I feel like I've been having a hard time all semester long..with everything. School, volleyball, my job, my living situation, keeping in touch with friends, family. Everything is just so much I feel like I'm behind in everything and that other things are being neglected.
To start things off, I feel like I should be living on my own. Now, I say this, but I technically live "on my own" but I have an apartment with a friend. I'm a very neat freak person. When I put something somewhere, I know if it's been moved an inch. I hate dirtiness especially in a kitchen or bathroom. A bedroom is less of a stress for me to see because it's not a common ground territory that everyone has to see. It's yours. I know I have my moments when I don't clean something up, but I feel like my mess is minimal. I hate coming home to puppies running all over the house, shoes everything, potty everywhere, no food or water in their bowls, etc. and that's just with the dogs. I don't know how many times I've done dishes within the past couple months, but my roommates dishes from about a month and a half ago are STILL sitting on the counter dirty. He hasn't taken out the trash in the past 5 times. I just feel so dirty!!! I've nonchalantly brought the situations up but he shrugs it off an blames stuff on me..
Like early tonight. I went home for the weekend because I didn't have to work and my mom was having a bonfire for people she used to work with. These people have known me since my mother was pregnant with me. Of course I'm going to go. Early that day, I went to watch my friend play her volleyball game. My niece stayed the night that night so I decided I'd stay too. My roommate had to work this same day and I understand that. So of course the dogs are in their kennel because if they're not, they'll tear up the apartment. BUT instead of coming home from work and letting them out/feeding them/playing with them..he decided to go out and party. Instead, the dogs were locked in their kennel for almost 24 hours.

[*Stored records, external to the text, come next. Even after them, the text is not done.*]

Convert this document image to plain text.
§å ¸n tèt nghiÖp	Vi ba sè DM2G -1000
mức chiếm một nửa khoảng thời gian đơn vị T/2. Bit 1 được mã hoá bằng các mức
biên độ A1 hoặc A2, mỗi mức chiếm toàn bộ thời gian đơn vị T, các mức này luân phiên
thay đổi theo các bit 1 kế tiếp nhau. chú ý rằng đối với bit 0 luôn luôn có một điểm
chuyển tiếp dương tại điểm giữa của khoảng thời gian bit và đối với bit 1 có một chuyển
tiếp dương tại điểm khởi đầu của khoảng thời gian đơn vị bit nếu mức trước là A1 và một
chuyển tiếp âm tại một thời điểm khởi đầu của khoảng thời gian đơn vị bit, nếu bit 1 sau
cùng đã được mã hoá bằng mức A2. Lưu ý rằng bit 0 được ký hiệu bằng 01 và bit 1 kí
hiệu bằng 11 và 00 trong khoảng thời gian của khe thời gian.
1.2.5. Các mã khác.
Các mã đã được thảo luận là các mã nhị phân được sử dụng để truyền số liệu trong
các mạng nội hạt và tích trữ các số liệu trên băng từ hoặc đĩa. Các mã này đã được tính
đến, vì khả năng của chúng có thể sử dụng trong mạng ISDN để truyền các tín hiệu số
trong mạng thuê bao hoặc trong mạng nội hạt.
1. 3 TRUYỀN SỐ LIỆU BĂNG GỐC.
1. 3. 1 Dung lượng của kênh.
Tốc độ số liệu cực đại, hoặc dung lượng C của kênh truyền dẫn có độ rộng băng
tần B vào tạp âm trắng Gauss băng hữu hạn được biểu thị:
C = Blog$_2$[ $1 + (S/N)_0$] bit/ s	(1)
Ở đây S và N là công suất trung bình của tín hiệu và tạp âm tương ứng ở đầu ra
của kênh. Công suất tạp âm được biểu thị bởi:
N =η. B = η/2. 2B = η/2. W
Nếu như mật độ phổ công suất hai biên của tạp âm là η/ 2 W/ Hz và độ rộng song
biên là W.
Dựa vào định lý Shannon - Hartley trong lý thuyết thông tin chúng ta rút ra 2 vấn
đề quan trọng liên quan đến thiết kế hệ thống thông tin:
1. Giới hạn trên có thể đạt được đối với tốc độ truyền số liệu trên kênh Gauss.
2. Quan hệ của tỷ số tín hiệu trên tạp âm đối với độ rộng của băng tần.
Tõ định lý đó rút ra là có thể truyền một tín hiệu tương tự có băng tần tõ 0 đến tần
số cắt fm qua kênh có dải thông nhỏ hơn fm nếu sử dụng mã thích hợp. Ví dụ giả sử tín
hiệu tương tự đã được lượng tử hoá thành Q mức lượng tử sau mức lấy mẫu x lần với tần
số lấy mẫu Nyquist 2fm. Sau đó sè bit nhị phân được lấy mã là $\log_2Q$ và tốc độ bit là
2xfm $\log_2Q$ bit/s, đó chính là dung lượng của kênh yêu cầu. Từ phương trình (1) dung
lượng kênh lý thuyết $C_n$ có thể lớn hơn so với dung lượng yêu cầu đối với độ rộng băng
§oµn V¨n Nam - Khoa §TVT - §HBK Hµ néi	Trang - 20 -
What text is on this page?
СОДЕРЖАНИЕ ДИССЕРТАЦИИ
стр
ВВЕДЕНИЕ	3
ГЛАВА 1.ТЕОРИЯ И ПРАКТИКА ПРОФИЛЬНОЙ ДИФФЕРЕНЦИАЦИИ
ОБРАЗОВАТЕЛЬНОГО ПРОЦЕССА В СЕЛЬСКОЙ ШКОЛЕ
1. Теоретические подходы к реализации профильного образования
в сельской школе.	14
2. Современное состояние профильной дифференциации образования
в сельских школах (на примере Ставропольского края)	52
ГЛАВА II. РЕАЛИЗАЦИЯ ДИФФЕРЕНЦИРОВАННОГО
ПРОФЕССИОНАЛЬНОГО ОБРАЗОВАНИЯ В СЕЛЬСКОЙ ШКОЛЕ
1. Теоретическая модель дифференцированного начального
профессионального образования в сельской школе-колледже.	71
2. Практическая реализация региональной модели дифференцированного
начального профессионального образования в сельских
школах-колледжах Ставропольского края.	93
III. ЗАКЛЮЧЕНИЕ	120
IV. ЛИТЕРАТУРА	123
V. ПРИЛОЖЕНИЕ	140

I just don't know what to do anymore..I'm so unhappy with my living situation. If I move out, I'd have to move and live by myself which I wouldn't mind at all an I get to keep my dog.or I can move back home and have most everything (food and essentials) paid for with no rent, electricity and water to worry about..but I'd have to get rid of my pup :(
I feel like I need anger management..
One of my best friends that I've made at University said she may go home which is 5 hours from here..I can't lose her in the midst of all of this too..I just feel so alone in such a crowded place.